Наверное, мне уже можно повернуться.
Грегор Замза
Парчовый чепчик; чепчик – жили-были: с него-то все и начинается. Есть, конечно, шотландская юбочка с болеро, белый воротничок, книжица в руках и кукольная, твердолобая шляпа – не здесь, на стуле – отползает от маленькой, пухлой и точно резиновой ручонки. Портьера, узоры на полу, темные волосы, мягкий плюшевый пробор... Но это все позже, намного позже чепчика. Молочно-рисовый, пухленький, как подушечка для иголок, красивый малыш носит его, как корону. Но давайте перевернем страницу.
Вот он на стуле, все тот же вертлявый мальчик с пухлым ртом, коротко стриженный, заносчивый, не по-детски серьезный, обманчиво печальный, в свободном белом платьице (и снова обман: не белый – крем-брюле) с бордовой оторочкой, в очаровательных сапожках (тоже бордовых), нежно сжимающих белые гольфы. Держатся сапожки на честном слове: бабушка шнурует драгоценные ножки внука бережнее, чем старая служанка корсет своей госпоже. Локоть малыша – перламутр с ямочками, локоть стула – жемчуг с бахромой. Прекрасный малыш, бесценный малыш, домашнее сокровище.
А вот он у того же стула, очень спокойный, в очередном наряде: что-то лазурное, морское, только матроски недостает. Туфельки, правда, не для морских прогулок: нос картошкой, обвисшие паруса застежек, пышные помпоны, а может, розы, не разглядеть.
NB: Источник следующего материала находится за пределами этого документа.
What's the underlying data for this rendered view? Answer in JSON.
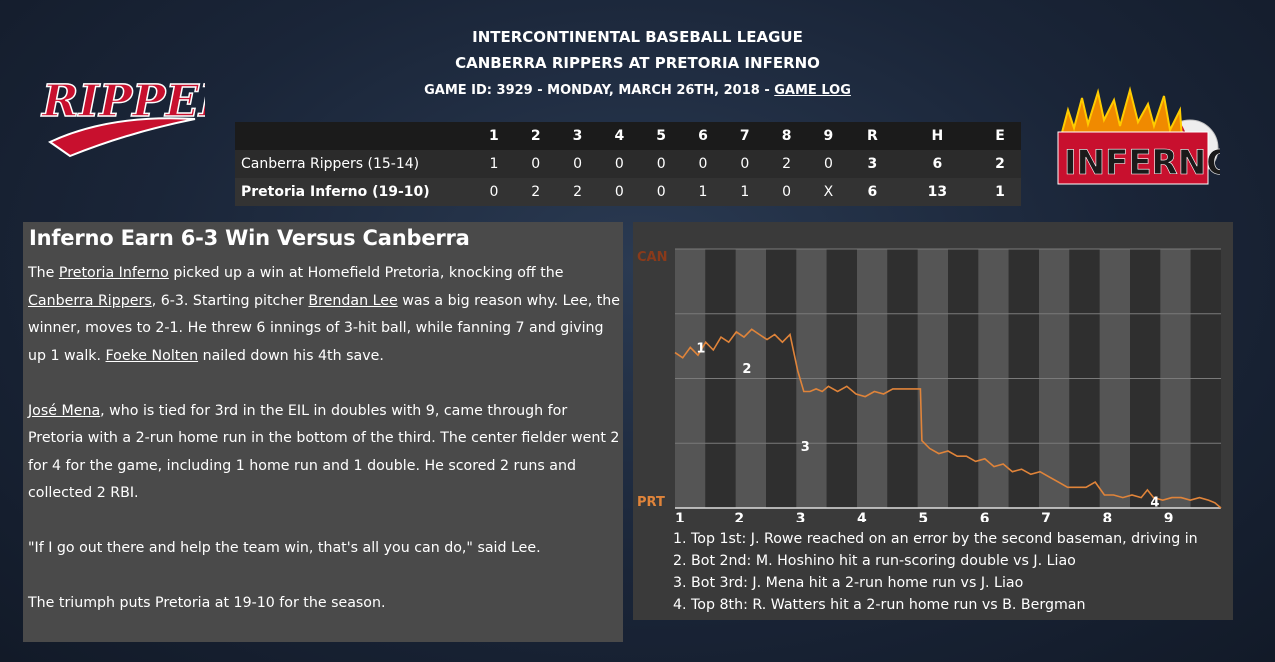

Помпоны подрагивают, малыш ерзает, нетерпеливо постукивает каблуками по глянцевым клеткам пола. Мальчик томится, ему скучно на этой шахматной доске, где он маленькая, одинокая пешка. И хочется, до смерти хочется этой пешке сделать что-нибудь этакое, из ряда вон. Ну там... топнуть, закричать, упасть набок и покатиться, или, скажем, отломить кусочек плитки, вон той, молочной, и томить под языком, пока не растает. Да, плитка под ногами его завораживает. Съесть ее или лепить фигурки? Пока не решено. А впрочем, там, за окном, на застывшем пруду, в теплом, смазанном вечернем свете его дожидается – чудо из чудес – целая флотилия. Ну, все? Сколько можно! И он нетерпеливо шелестит платьем-крем-брюле. Вообще, платьев у него очень много, страниц на десять, они развешаны, как охотничьи трофеи, по всему замку (а живет наш маленький принц, разумеется, в замке), и он часто ими любуется, а иногда рисует на них собак, лошадей, быков и домочадцев. Ценители могут ознакомиться подробнее, а мы листаем, листаем дальше.
Что ж, платьица бледнеют и истончаются, маленький принц, уже не гусеница, но еще и не бабочка, беспокойно ворочается в тесном коконе. И вот, наконец, настает день, когда увядшие девчоночьи наряды прорываются яркими крыльями штанишек. Волосы растут и вьются, как молодая лоза, жизнь скачет по начищенным плиткам гостиной, и малыш вприпрыжку несется ей вовслед. Капризный, жизнерадостный, беспечный, балованный шутник, домашний тиран с добрыми глазами носится по своему королевству, словно он не бабочка, а ошалевшая стрекоза. Он везде – куда ни глянь, но найти его невозможно. Его видят во всех комнатах одновременно. Он одинаково бойко отдает приказания повару и кузенам, съезжает по перилам и горланит песенки. По вечерам, у камина, собирается теплая компания – шелковые шали, длинные сюртуки, – и жизнь потрескивает, как дрова в камине, бодро и звонко. Но листаем дальше.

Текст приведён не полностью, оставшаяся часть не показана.